US Existing Homes Sales Rose More than Expected in September

 

Location: Toronto
Author: RBC Financial Group Economics Department
Date: Tuesday, October 26, 2010

U.S. existing home sales rose 10.0% in September to 4.53 million annualized units from the previous month’s revised pace of 4.12 million annualized units (initially reported as 4.13 million). The reading handily beat market expectations for an increase to 4.30 million annualized units. Home prices, however, declined, with the median price falling 2.4% relative to September 2009. The annual decline breaks a string of three consecutive increases. 

Existing home sales posted their second straight monthly increase after hitting the lowest level in the series since records for total sales (both single and multiple-unit home types) began in 1999. Sales of single-family homes increased 10.0% in August to 3.97 million annualized units, while condos and co-op sales rose 9.8% in the month to 560,000. The monthly strength was widespread with solid increases in the Midwest (14.5%), South (10.6%), Northeast (10.1%) and West (5.0%).

The median price of existing homes fell 2.4% on a year-over-year basis because distressed housing sales (which typically sell at least at a 15% discount) made up 35% of total sales and applied downward pressure on prices. In terms of inventories, the absolute number of homes for sale fell 1.9% to 4.04 million that, combined with the increase in the pace of sales, pushed the months’ supply of unsold homes on the market down to 10.7 from the reading of 12.0 in August. 

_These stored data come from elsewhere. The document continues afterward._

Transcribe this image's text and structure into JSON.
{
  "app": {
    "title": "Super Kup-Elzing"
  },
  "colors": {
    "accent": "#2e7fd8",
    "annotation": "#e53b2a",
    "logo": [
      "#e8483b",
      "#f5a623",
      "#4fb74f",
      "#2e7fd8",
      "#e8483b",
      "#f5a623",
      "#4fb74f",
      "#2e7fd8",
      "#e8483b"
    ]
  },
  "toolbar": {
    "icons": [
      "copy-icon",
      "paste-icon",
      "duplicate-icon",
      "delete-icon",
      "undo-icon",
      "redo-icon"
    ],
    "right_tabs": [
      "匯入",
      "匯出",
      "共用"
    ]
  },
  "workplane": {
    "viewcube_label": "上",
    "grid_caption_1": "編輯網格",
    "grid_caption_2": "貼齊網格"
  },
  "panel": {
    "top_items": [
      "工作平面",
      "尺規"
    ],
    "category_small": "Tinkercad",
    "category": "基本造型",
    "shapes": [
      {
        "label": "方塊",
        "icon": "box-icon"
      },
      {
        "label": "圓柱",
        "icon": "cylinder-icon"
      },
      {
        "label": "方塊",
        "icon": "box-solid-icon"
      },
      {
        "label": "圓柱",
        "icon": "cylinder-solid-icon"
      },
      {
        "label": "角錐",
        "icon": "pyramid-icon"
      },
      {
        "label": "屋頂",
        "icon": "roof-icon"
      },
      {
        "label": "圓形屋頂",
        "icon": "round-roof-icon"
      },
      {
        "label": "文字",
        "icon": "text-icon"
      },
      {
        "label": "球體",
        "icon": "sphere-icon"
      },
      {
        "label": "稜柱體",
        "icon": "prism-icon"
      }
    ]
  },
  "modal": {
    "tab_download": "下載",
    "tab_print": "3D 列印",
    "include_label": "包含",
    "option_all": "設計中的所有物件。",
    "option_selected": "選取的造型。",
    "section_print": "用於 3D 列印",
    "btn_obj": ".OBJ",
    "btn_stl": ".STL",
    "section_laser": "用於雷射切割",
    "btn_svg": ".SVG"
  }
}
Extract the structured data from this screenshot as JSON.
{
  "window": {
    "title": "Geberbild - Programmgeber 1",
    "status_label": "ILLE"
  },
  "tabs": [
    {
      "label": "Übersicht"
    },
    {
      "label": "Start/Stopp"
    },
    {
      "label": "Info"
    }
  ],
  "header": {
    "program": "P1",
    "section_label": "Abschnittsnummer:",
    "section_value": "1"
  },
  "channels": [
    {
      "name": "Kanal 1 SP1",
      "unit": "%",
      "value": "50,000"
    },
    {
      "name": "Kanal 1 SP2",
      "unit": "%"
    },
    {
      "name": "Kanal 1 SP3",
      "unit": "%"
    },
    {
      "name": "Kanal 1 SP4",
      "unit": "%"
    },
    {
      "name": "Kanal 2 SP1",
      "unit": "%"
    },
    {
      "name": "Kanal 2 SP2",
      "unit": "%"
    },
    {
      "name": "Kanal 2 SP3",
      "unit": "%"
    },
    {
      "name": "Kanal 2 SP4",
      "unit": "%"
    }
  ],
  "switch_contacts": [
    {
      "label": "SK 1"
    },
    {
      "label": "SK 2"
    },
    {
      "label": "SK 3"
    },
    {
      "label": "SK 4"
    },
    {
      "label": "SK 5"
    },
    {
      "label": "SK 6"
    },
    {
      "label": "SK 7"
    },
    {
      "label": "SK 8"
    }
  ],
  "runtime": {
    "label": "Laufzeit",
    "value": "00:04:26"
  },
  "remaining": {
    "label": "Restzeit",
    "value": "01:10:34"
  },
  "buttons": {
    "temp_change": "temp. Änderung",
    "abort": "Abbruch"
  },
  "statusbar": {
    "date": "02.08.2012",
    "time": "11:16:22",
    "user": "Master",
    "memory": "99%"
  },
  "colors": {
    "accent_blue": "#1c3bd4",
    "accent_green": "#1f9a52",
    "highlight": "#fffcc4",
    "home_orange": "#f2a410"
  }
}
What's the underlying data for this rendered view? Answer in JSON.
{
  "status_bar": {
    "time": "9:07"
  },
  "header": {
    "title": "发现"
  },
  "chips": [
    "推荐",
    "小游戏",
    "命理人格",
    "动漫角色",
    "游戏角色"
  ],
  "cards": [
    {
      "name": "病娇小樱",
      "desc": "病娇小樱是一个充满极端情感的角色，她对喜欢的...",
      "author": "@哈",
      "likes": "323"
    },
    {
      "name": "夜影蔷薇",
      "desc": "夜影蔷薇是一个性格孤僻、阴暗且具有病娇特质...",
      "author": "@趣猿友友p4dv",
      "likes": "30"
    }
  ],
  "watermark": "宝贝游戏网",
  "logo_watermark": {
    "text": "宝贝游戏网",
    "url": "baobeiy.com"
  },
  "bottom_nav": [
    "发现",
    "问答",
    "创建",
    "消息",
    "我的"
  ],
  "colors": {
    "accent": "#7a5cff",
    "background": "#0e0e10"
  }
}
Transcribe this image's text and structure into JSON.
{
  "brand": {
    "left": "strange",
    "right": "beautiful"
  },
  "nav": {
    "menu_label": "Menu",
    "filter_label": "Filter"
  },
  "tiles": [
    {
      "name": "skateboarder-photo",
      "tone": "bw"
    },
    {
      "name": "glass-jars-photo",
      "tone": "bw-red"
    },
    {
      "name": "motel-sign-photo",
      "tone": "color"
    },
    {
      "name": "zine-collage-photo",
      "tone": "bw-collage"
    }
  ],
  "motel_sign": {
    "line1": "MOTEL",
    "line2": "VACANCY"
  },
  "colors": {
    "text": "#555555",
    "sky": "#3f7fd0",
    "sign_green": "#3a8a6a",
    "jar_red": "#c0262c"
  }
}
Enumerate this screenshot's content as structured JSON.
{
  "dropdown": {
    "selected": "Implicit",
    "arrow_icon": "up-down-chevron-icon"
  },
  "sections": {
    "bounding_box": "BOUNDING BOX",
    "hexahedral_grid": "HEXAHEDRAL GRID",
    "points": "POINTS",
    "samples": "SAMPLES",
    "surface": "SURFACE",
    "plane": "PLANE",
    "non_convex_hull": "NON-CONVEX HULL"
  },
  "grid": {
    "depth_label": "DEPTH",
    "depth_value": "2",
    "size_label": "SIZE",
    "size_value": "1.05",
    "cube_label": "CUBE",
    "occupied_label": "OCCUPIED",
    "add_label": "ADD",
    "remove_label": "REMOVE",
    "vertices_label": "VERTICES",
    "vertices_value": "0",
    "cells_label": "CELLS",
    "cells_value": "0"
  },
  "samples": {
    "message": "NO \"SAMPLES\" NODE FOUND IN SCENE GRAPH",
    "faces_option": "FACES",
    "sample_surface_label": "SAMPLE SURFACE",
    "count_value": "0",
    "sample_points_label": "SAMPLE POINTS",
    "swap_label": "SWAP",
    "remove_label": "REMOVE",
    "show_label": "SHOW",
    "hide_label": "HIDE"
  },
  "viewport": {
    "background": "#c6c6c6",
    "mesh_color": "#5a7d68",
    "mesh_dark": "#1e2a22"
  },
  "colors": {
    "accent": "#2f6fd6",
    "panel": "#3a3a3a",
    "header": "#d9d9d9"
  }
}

Today’s reported rise in existing home sales provides further evidence that the U.S. housing market is stabilizing; however, this is occurring at incredibly depressed levels of activity with September sales figures representing the third lowest on record. A weak level of activity was expected during the summer sales season because homebuyers brought forward purchases ahead of the expiry of the home buyers’ tax credit at the end of April. Going forward, the distortions associated with the tax credit will fade, and today’s report noted that the market should see a “gradual rising trend” as buyers respond to “historically low mortgage interest rates and very favourable affordability conditions”. With that said, resale activity is expected to be subdued in the near term, as the unemployment rate remains elevated, consumer confidence remains depressed and a large volume of distressed properties come onto the market. These factors should result in continued concerns about the sustainability of a housing market recovery and could be a key driver leading the Fed to keep monetary policy at highly stimulative levels for “an extended period.”